8. Dit betekent dat het laatste onderdeel van de schade is begroot en het hof over kan gaan tot het wijzen van eindarrest. Het bestreden eindvonnis zal deels worden vernietigd, te weten slechts voor zover de rechtbank daarbij een schadevergoeding over de periode van mei 2000 tot de aanvang van de teelt die in augustus 2002 verdroogd bleek, heeft afgewezen. Ter zake van deze schade zal de curator worden veroordeeld tot betaling van een schadevergoeding van € 100.362,60 incl. btw vermeerderd met de wettelijke rente over dit bedrag vanaf 27 september 2005. De curator zal tevens worden veroordeeld tot betaling van een bedrag van € 10.000,-- aan buitengerechtelijke kosten. Daar in de bestreden tussenvonnissen geen te executeren beslissingen zijn opgenomen, hebben partijen bij een beslissing in het dictum ten aanzien van die tussenvonnissen geen belang.

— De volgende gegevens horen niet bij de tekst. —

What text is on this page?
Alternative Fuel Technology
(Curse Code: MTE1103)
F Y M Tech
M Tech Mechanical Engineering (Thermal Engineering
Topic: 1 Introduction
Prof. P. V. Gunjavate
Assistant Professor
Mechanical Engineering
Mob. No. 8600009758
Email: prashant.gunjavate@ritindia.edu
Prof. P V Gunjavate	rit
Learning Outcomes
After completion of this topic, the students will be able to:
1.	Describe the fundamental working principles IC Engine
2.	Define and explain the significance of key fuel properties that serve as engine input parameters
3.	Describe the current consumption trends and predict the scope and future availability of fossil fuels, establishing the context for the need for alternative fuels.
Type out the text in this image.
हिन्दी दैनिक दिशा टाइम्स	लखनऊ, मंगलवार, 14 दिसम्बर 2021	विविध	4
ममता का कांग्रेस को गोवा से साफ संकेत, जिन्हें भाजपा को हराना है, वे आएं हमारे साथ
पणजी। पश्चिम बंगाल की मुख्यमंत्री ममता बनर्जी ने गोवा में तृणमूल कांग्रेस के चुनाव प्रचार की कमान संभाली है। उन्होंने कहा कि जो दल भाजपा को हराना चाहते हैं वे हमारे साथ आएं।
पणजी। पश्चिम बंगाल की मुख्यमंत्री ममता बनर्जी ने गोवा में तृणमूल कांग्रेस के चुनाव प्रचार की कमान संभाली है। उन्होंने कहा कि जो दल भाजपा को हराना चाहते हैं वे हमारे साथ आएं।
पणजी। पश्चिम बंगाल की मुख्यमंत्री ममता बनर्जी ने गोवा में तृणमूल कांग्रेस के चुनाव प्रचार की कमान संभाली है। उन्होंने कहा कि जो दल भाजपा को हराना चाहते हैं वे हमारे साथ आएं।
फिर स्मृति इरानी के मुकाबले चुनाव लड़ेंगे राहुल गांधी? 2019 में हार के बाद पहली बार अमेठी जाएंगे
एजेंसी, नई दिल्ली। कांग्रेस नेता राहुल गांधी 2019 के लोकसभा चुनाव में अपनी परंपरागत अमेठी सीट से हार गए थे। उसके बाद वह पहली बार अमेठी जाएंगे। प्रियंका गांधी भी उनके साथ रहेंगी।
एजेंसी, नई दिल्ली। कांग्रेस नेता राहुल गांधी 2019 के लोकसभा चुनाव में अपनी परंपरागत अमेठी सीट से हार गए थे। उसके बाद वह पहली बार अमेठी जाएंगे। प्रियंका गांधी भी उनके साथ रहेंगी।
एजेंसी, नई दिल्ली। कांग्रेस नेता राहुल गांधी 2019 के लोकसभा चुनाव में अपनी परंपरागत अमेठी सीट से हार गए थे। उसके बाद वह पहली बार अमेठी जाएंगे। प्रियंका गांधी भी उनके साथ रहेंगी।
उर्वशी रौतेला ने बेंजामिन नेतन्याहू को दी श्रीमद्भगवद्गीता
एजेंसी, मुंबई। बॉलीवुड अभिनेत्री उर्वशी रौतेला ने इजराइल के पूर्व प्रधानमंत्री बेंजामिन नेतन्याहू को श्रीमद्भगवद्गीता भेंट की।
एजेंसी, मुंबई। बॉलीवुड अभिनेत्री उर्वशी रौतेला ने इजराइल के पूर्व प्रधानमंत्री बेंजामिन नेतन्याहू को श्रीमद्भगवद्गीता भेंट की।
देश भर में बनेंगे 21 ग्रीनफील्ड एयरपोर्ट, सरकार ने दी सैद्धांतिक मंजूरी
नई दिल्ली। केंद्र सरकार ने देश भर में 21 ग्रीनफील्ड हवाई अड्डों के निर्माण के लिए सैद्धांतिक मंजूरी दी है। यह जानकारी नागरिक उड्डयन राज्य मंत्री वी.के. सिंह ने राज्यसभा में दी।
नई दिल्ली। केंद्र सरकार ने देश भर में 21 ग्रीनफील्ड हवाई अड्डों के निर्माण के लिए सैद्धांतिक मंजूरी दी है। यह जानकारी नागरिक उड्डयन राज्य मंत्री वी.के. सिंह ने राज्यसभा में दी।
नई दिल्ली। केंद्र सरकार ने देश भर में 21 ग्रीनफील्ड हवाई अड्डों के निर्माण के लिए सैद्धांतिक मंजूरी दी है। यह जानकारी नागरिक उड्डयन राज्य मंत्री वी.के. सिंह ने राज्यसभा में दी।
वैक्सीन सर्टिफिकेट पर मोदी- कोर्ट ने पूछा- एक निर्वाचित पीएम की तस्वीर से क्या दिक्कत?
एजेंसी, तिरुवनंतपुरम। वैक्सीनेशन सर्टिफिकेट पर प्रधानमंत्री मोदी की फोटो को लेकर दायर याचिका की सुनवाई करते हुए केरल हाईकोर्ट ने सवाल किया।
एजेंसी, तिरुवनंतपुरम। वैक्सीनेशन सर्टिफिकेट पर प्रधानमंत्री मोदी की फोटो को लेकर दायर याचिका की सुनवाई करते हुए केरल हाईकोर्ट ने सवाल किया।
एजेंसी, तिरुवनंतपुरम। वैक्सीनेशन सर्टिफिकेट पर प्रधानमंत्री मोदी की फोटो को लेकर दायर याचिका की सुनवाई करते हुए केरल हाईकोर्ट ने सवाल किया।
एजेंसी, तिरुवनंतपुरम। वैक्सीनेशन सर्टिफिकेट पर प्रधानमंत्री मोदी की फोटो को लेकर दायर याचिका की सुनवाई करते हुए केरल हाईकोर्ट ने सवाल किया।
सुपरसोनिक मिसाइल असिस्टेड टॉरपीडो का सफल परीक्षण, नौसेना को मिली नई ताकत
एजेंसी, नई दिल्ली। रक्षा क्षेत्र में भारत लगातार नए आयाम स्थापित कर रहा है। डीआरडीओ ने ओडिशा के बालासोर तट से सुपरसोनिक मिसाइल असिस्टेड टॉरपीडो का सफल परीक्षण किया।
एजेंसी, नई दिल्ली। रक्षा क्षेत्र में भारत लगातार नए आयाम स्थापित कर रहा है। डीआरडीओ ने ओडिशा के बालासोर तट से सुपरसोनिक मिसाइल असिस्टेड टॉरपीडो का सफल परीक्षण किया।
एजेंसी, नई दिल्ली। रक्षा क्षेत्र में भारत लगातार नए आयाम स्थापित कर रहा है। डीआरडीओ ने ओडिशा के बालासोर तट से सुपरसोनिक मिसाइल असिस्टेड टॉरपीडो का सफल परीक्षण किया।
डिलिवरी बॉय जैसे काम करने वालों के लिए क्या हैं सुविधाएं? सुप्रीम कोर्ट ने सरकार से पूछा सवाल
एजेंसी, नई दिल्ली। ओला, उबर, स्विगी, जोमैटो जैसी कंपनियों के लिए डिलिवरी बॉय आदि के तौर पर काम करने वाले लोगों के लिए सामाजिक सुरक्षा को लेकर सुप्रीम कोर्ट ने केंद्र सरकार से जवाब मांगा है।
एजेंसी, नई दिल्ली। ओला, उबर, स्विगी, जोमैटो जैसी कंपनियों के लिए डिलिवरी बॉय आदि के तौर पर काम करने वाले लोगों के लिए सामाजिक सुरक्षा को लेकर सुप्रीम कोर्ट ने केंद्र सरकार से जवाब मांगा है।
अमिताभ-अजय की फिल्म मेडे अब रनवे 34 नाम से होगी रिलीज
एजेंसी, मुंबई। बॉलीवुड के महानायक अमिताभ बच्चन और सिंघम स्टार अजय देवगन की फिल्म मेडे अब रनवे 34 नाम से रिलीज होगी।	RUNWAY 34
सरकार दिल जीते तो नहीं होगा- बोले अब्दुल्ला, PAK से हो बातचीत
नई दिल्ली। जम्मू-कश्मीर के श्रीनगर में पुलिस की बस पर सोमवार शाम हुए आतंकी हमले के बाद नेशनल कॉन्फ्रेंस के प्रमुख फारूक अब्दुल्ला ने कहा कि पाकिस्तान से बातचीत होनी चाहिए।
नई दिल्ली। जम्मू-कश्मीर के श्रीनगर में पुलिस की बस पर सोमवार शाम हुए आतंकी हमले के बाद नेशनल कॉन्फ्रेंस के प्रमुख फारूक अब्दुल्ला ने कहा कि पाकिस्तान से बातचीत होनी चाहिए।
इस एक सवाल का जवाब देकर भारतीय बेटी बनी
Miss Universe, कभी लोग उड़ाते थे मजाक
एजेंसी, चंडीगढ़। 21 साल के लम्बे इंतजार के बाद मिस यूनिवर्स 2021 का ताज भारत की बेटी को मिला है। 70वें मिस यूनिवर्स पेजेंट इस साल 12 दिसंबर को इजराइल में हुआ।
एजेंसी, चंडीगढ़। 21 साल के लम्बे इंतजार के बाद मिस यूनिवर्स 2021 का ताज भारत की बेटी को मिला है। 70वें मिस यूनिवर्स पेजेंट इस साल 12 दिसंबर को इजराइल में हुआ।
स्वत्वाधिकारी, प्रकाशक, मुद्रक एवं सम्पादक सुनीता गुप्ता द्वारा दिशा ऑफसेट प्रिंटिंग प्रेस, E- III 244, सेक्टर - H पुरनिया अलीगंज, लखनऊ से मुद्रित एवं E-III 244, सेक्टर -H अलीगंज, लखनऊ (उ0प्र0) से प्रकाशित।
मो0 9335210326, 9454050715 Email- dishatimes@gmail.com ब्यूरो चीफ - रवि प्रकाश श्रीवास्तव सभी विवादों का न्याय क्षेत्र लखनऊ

Bij deze uitkomst past dat de curator wordt veroordeeld in de kosten van zowel het principale als het incidentele hoger beroep.

Beslissing

Het hof:
- vernietigt het tussen partijen gewezen eindvonnis van de rechtbank Den Haag van 23 juni 2010, voor zover daarbij een schadevergoeding over de periode van mei 2000 tot de aanvang van de teelt die in augustus 2002 verdroogd bleek, is afgewezen;
en
in zoverre opnieuw rechtdoende:
- veroordeelt de curator tot betaling aan [geïntimeerde] van een bedrag aan schadevergoeding van € 100.362,60 incl. btw, vermeerderd met de wettelijke rente ex art. 6:119 BW daarover vanaf 27 september 2005 tot aan de dag van voldoening;
- bekrachtigt het vonnis voor het overige;
- veroordeelt de curator tot betaling aan [geïntimeerde] van een aanvullend bedrag aan buitengerechtelijke kosten van € 10.000,--;
- veroordeelt de curator in de kosten van het geding in zowel het principale als het incidentele hoger beroep, aan de zijde van [geïntimeerde] in het principaal appel tot op heden begroot op € 73,89 aan explootkosten, € 1.475,-- aan griffierecht en € 12.644,-- aan salaris advocaat en in het incidenteel appel op € 4.744,5,-- aan salaris advocaat en € 12.196,80 ter zake van de kosten van de deskundige;
- wijst af het anders of meer gevorderde;
- verklaart dit arrest uitvoerbaar bij voorraad.
Dit arrest is gewezen door mrs. M.J. van der Ven, J.E.H.M. Pinckaers en M.W.D. van der Burg en ondertekend en in het openbaar uitgesproken door mr. F.R. Salomons, rolraadsheer, op 29 september 2020.